A systematic study of the electrochemical synthesis and spectroelectrochemical characterization of poly(o-chloroaniline) and poly(o-chloroaniline-co-o-toluidine)

Electroactive polymers and copolymers of o-chloroaniline (OC) and o-toluidine (OT) were prepared in aqueous acidic solution by electrode potential cycling. The resulting polymers and copolymers were subsequently characterized with cyclic voltammetry, in situ UV–vis spectroelectrochemical and in situ resistance measurements. Homopolymerization and copolymerization were carried out on a gold electrode with different feed concentrations of OC and OT. Poly(o-chloroaniline) (POC) showed conventional polyaniline-like cyclic voltammetry characteristics. However, the growth of POC was found to be dependent on OC concentration. An enhanced and maximum film growth of POC was observed at a concentration of 0.03 M of OC. Above this concentration the polymer growth shows saturation. In case of copolymerization the polymer growth was decreased with increasing OC concentration in the feed. Cyclic voltammetry and in situ UV–vis measurements suggest formation of poly(o-toluidine) (POT) based copolymers. In situ conductivities of the copolymers were lower by 1–3 orders of magnitude than those of POT, which strongly denies the claim made in the literature about an increase of five orders of magnitude in conductivities of chemically synthesized copolymers of OT and OC.

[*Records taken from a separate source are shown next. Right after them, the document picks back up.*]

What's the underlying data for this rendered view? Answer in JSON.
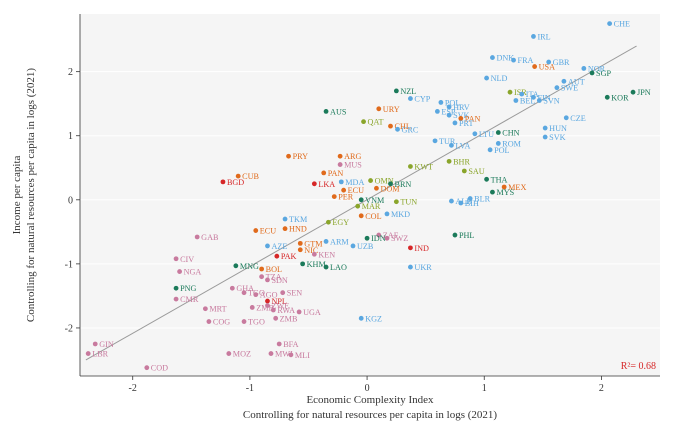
{
  "chart_data": {
    "type": "scatter",
    "title": "",
    "xlabel_line1": "Economic Complexity Index",
    "xlabel_line2": "Controlling for natural resources per capita in logs (2021)",
    "ylabel_line1": "Income per capita",
    "ylabel_line2": "Controlling for natural resources per capita in logs (2021)",
    "xlim": [
      -2.45,
      2.5
    ],
    "ylim": [
      -2.75,
      2.9
    ],
    "xticks": [
      -2,
      -1,
      0,
      1,
      2
    ],
    "yticks": [
      -2,
      -1,
      0,
      1,
      2
    ],
    "xtick_labels": [
      "-2",
      "-1",
      "0",
      "1",
      "2"
    ],
    "ytick_labels": [
      "-2",
      "-1",
      "0",
      "1",
      "2"
    ],
    "r2_label": "R²= 0.68",
    "fit_line": {
      "x": [
        -2.4,
        2.3
      ],
      "y": [
        -2.5,
        2.4
      ]
    },
    "region_colors": {
      "europe": "#5aa7e0",
      "asia": "#1b7a5a",
      "americas": "#e06a1b",
      "africa": "#c87a9e",
      "mena": "#8aa52b",
      "oceania": "#1b7a5a",
      "southasia": "#d62728"
    },
    "points": [
      {
        "label": "CHE",
        "x": 2.07,
        "y": 2.75,
        "region": "europe"
      },
      {
        "label": "IRL",
        "x": 1.42,
        "y": 2.55,
        "region": "europe"
      },
      {
        "label": "DNK",
        "x": 1.07,
        "y": 2.22,
        "region": "europe"
      },
      {
        "label": "FRA",
        "x": 1.25,
        "y": 2.18,
        "region": "europe"
      },
      {
        "label": "GBR",
        "x": 1.55,
        "y": 2.15,
        "region": "europe"
      },
      {
        "label": "USA",
        "x": 1.43,
        "y": 2.08,
        "region": "americas"
      },
      {
        "label": "NOR",
        "x": 1.85,
        "y": 2.05,
        "region": "europe"
      },
      {
        "label": "SGP",
        "x": 1.92,
        "y": 1.98,
        "region": "asia"
      },
      {
        "label": "NLD",
        "x": 1.02,
        "y": 1.9,
        "region": "europe"
      },
      {
        "label": "AUT",
        "x": 1.68,
        "y": 1.85,
        "region": "europe"
      },
      {
        "label": "SWE",
        "x": 1.62,
        "y": 1.75,
        "region": "europe"
      },
      {
        "label": "JPN",
        "x": 2.27,
        "y": 1.68,
        "region": "asia"
      },
      {
        "label": "ISR",
        "x": 1.22,
        "y": 1.68,
        "region": "mena"
      },
      {
        "label": "ITA",
        "x": 1.32,
        "y": 1.65,
        "region": "europe"
      },
      {
        "label": "FIN",
        "x": 1.42,
        "y": 1.6,
        "region": "europe"
      },
      {
        "label": "SVN",
        "x": 1.47,
        "y": 1.55,
        "region": "europe"
      },
      {
        "label": "BEL",
        "x": 1.27,
        "y": 1.55,
        "region": "europe"
      },
      {
        "label": "KOR",
        "x": 2.05,
        "y": 1.6,
        "region": "asia"
      },
      {
        "label": "NZL",
        "x": 0.25,
        "y": 1.7,
        "region": "asia"
      },
      {
        "label": "CYP",
        "x": 0.37,
        "y": 1.58,
        "region": "europe"
      },
      {
        "label": "AUS",
        "x": -0.35,
        "y": 1.38,
        "region": "asia"
      },
      {
        "label": "URY",
        "x": 0.1,
        "y": 1.42,
        "region": "americas"
      },
      {
        "label": "POL",
        "x": 0.63,
        "y": 1.52,
        "region": "europe"
      },
      {
        "label": "HRV",
        "x": 0.7,
        "y": 1.45,
        "region": "europe"
      },
      {
        "label": "ESP",
        "x": 0.6,
        "y": 1.38,
        "region": "europe"
      },
      {
        "label": "SVK",
        "x": 0.7,
        "y": 1.32,
        "region": "europe"
      },
      {
        "label": "PAN",
        "x": 0.8,
        "y": 1.27,
        "region": "americas"
      },
      {
        "label": "PRT",
        "x": 0.75,
        "y": 1.2,
        "region": "europe"
      },
      {
        "label": "CZE",
        "x": 1.7,
        "y": 1.28,
        "region": "europe"
      },
      {
        "label": "QAT",
        "x": -0.03,
        "y": 1.22,
        "region": "mena"
      },
      {
        "label": "CHL",
        "x": 0.2,
        "y": 1.15,
        "region": "americas"
      },
      {
        "label": "GRC",
        "x": 0.26,
        "y": 1.1,
        "region": "europe"
      },
      {
        "label": "HUN",
        "x": 1.52,
        "y": 1.12,
        "region": "europe"
      },
      {
        "label": "SVK2",
        "x": 1.52,
        "y": 0.98,
        "region": "europe"
      },
      {
        "label": "LTU",
        "x": 0.92,
        "y": 1.03,
        "region": "europe"
      },
      {
        "label": "CHN",
        "x": 1.12,
        "y": 1.05,
        "region": "asia"
      },
      {
        "label": "TUR",
        "x": 0.58,
        "y": 0.92,
        "region": "europe"
      },
      {
        "label": "LVA",
        "x": 0.72,
        "y": 0.85,
        "region": "europe"
      },
      {
        "label": "ROM",
        "x": 1.12,
        "y": 0.88,
        "region": "europe"
      },
      {
        "label": "POL2",
        "x": 1.05,
        "y": 0.78,
        "region": "europe"
      },
      {
        "label": "PRY",
        "x": -0.67,
        "y": 0.68,
        "region": "americas"
      },
      {
        "label": "ARG",
        "x": -0.23,
        "y": 0.68,
        "region": "americas"
      },
      {
        "label": "BHR",
        "x": 0.7,
        "y": 0.6,
        "region": "mena"
      },
      {
        "label": "MUS",
        "x": -0.23,
        "y": 0.55,
        "region": "africa"
      },
      {
        "label": "KWT",
        "x": 0.37,
        "y": 0.52,
        "region": "mena"
      },
      {
        "label": "SAU",
        "x": 0.83,
        "y": 0.45,
        "region": "mena"
      },
      {
        "label": "PAN2",
        "x": -0.37,
        "y": 0.42,
        "region": "americas"
      },
      {
        "label": "CUB",
        "x": -1.1,
        "y": 0.37,
        "region": "americas"
      },
      {
        "label": "THA",
        "x": 1.02,
        "y": 0.32,
        "region": "asia"
      },
      {
        "label": "OMN",
        "x": 0.03,
        "y": 0.3,
        "region": "mena"
      },
      {
        "label": "BGD",
        "x": -1.23,
        "y": 0.28,
        "region": "southasia"
      },
      {
        "label": "MDA",
        "x": -0.22,
        "y": 0.28,
        "region": "europe"
      },
      {
        "label": "BRN",
        "x": 0.2,
        "y": 0.25,
        "region": "asia"
      },
      {
        "label": "LKA",
        "x": -0.45,
        "y": 0.25,
        "region": "southasia"
      },
      {
        "label": "MEX",
        "x": 1.17,
        "y": 0.2,
        "region": "americas"
      },
      {
        "label": "DOM",
        "x": 0.08,
        "y": 0.18,
        "region": "americas"
      },
      {
        "label": "ECU",
        "x": -0.2,
        "y": 0.15,
        "region": "americas"
      },
      {
        "label": "MYS",
        "x": 1.07,
        "y": 0.12,
        "region": "asia"
      },
      {
        "label": "PER",
        "x": -0.28,
        "y": 0.05,
        "region": "americas"
      },
      {
        "label": "VNM",
        "x": -0.05,
        "y": 0.0,
        "region": "asia"
      },
      {
        "label": "BLR",
        "x": 0.88,
        "y": 0.02,
        "region": "europe"
      },
      {
        "label": "TUN",
        "x": 0.25,
        "y": -0.03,
        "region": "mena"
      },
      {
        "label": "BIH",
        "x": 0.8,
        "y": -0.05,
        "region": "europe"
      },
      {
        "label": "ALB",
        "x": 0.72,
        "y": -0.02,
        "region": "europe"
      },
      {
        "label": "MAR",
        "x": -0.08,
        "y": -0.1,
        "region": "mena"
      },
      {
        "label": "MKD",
        "x": 0.17,
        "y": -0.22,
        "region": "europe"
      },
      {
        "label": "COL",
        "x": -0.05,
        "y": -0.25,
        "region": "americas"
      },
      {
        "label": "TKM",
        "x": -0.7,
        "y": -0.3,
        "region": "europe"
      },
      {
        "label": "EGY",
        "x": -0.33,
        "y": -0.35,
        "region": "mena"
      },
      {
        "label": "ECU2",
        "x": -0.95,
        "y": -0.48,
        "region": "americas"
      },
      {
        "label": "HND",
        "x": -0.7,
        "y": -0.45,
        "region": "americas"
      },
      {
        "label": "GAB",
        "x": -1.45,
        "y": -0.58,
        "region": "africa"
      },
      {
        "label": "PHL",
        "x": 0.75,
        "y": -0.55,
        "region": "asia"
      },
      {
        "label": "ZAF",
        "x": 0.1,
        "y": -0.55,
        "region": "africa"
      },
      {
        "label": "SWZ",
        "x": 0.17,
        "y": -0.6,
        "region": "africa"
      },
      {
        "label": "IDN",
        "x": 0.0,
        "y": -0.6,
        "region": "asia"
      },
      {
        "label": "ARM",
        "x": -0.35,
        "y": -0.65,
        "region": "europe"
      },
      {
        "label": "AZE",
        "x": -0.85,
        "y": -0.72,
        "region": "europe"
      },
      {
        "label": "GTM",
        "x": -0.57,
        "y": -0.68,
        "region": "americas"
      },
      {
        "label": "UZB",
        "x": -0.12,
        "y": -0.72,
        "region": "europe"
      },
      {
        "label": "IND",
        "x": 0.37,
        "y": -0.75,
        "region": "southasia"
      },
      {
        "label": "NIC",
        "x": -0.57,
        "y": -0.78,
        "region": "americas"
      },
      {
        "label": "KEN",
        "x": -0.45,
        "y": -0.85,
        "region": "africa"
      },
      {
        "label": "PAK",
        "x": -0.77,
        "y": -0.88,
        "region": "southasia"
      },
      {
        "label": "CIV",
        "x": -1.63,
        "y": -0.92,
        "region": "africa"
      },
      {
        "label": "KHM",
        "x": -0.55,
        "y": -1.0,
        "region": "asia"
      },
      {
        "label": "LAO",
        "x": -0.35,
        "y": -1.05,
        "region": "asia"
      },
      {
        "label": "MNG",
        "x": -1.12,
        "y": -1.03,
        "region": "asia"
      },
      {
        "label": "UKR",
        "x": 0.37,
        "y": -1.05,
        "region": "europe"
      },
      {
        "label": "BOL",
        "x": -0.9,
        "y": -1.08,
        "region": "americas"
      },
      {
        "label": "NGA",
        "x": -1.6,
        "y": -1.12,
        "region": "africa"
      },
      {
        "label": "TZA",
        "x": -0.9,
        "y": -1.2,
        "region": "africa"
      },
      {
        "label": "SDN",
        "x": -0.85,
        "y": -1.25,
        "region": "africa"
      },
      {
        "label": "PNG",
        "x": -1.63,
        "y": -1.38,
        "region": "oceania"
      },
      {
        "label": "GHA",
        "x": -1.15,
        "y": -1.38,
        "region": "africa"
      },
      {
        "label": "SEN",
        "x": -0.72,
        "y": -1.45,
        "region": "africa"
      },
      {
        "label": "TGO2",
        "x": -1.05,
        "y": -1.45,
        "region": "africa"
      },
      {
        "label": "AGO",
        "x": -0.95,
        "y": -1.48,
        "region": "africa"
      },
      {
        "label": "CMR",
        "x": -1.63,
        "y": -1.55,
        "region": "africa"
      },
      {
        "label": "NPL",
        "x": -0.85,
        "y": -1.58,
        "region": "southasia"
      },
      {
        "label": "ZWE",
        "x": -0.85,
        "y": -1.65,
        "region": "africa"
      },
      {
        "label": "MRT",
        "x": -1.38,
        "y": -1.7,
        "region": "africa"
      },
      {
        "label": "ZMB2",
        "x": -0.98,
        "y": -1.68,
        "region": "africa"
      },
      {
        "label": "UGA",
        "x": -0.58,
        "y": -1.75,
        "region": "africa"
      },
      {
        "label": "RWA",
        "x": -0.8,
        "y": -1.72,
        "region": "africa"
      },
      {
        "label": "COG",
        "x": -1.35,
        "y": -1.9,
        "region": "africa"
      },
      {
        "label": "TGO",
        "x": -1.05,
        "y": -1.9,
        "region": "africa"
      },
      {
        "label": "ZMB",
        "x": -0.78,
        "y": -1.85,
        "region": "africa"
      },
      {
        "label": "KGZ",
        "x": -0.05,
        "y": -1.85,
        "region": "europe"
      },
      {
        "label": "GIN",
        "x": -2.32,
        "y": -2.25,
        "region": "africa"
      },
      {
        "label": "BFA",
        "x": -0.75,
        "y": -2.25,
        "region": "africa"
      },
      {
        "label": "LBR",
        "x": -2.38,
        "y": -2.4,
        "region": "africa"
      },
      {
        "label": "MOZ",
        "x": -1.18,
        "y": -2.4,
        "region": "africa"
      },
      {
        "label": "MWI",
        "x": -0.82,
        "y": -2.4,
        "region": "africa"
      },
      {
        "label": "MLI",
        "x": -0.65,
        "y": -2.42,
        "region": "africa"
      },
      {
        "label": "COD",
        "x": -1.88,
        "y": -2.62,
        "region": "africa"
      }
    ]
  }
}
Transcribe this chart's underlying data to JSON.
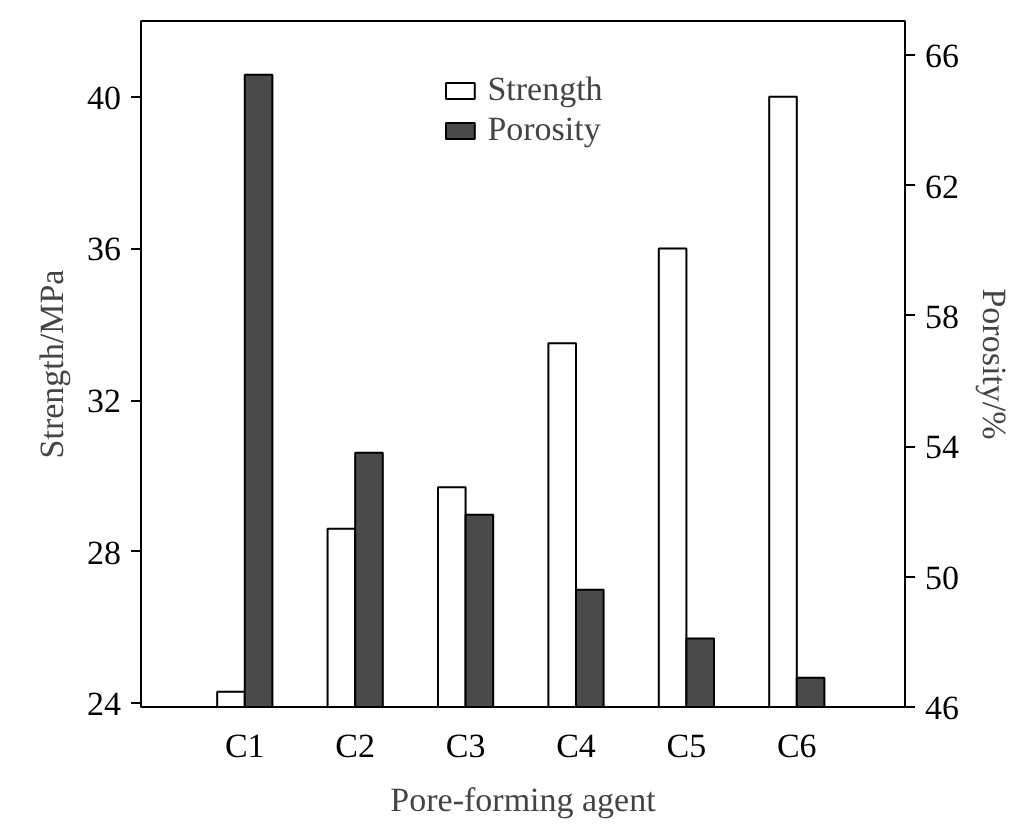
{
  "chart_data": {
    "type": "bar",
    "xlabel": "Pore-forming agent",
    "ylabel": "Strength/MPa",
    "y2label": "Porosity/%",
    "categories": [
      "C1",
      "C2",
      "C3",
      "C4",
      "C5",
      "C6"
    ],
    "series": [
      {
        "name": "Strength",
        "color": "#ffffff",
        "values": [
          24.3,
          28.6,
          29.7,
          33.5,
          36.0,
          40.0
        ]
      },
      {
        "name": "Porosity",
        "color": "#4a4a4a",
        "axis": "y2",
        "values": [
          65.4,
          53.8,
          51.9,
          49.6,
          48.1,
          46.9
        ]
      }
    ],
    "ylim": [
      23.9,
      42
    ],
    "yticks": [
      24,
      28,
      32,
      36,
      40
    ],
    "y2lim": [
      46,
      67.05
    ],
    "y2ticks": [
      46,
      50,
      54,
      58,
      62,
      66
    ],
    "grid": false,
    "legend": "top"
  }
}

► Electroactive polymers and copolymers of o-chloroaniline (OC) and o-toluidine (OT) were prepared by electrode potential cycling. ► Cyclic voltammetry and in situ UV–vis measurements suggest formation of poly(o-toluidine) (POT) based copolymers. ► In situ conductivities of the copolymers were lower by 1–3 orders of magnitude than those of POT. ► A claimed greatly increased conductivity of chemically synthesized copolymers of OT and OC could not be reproduced.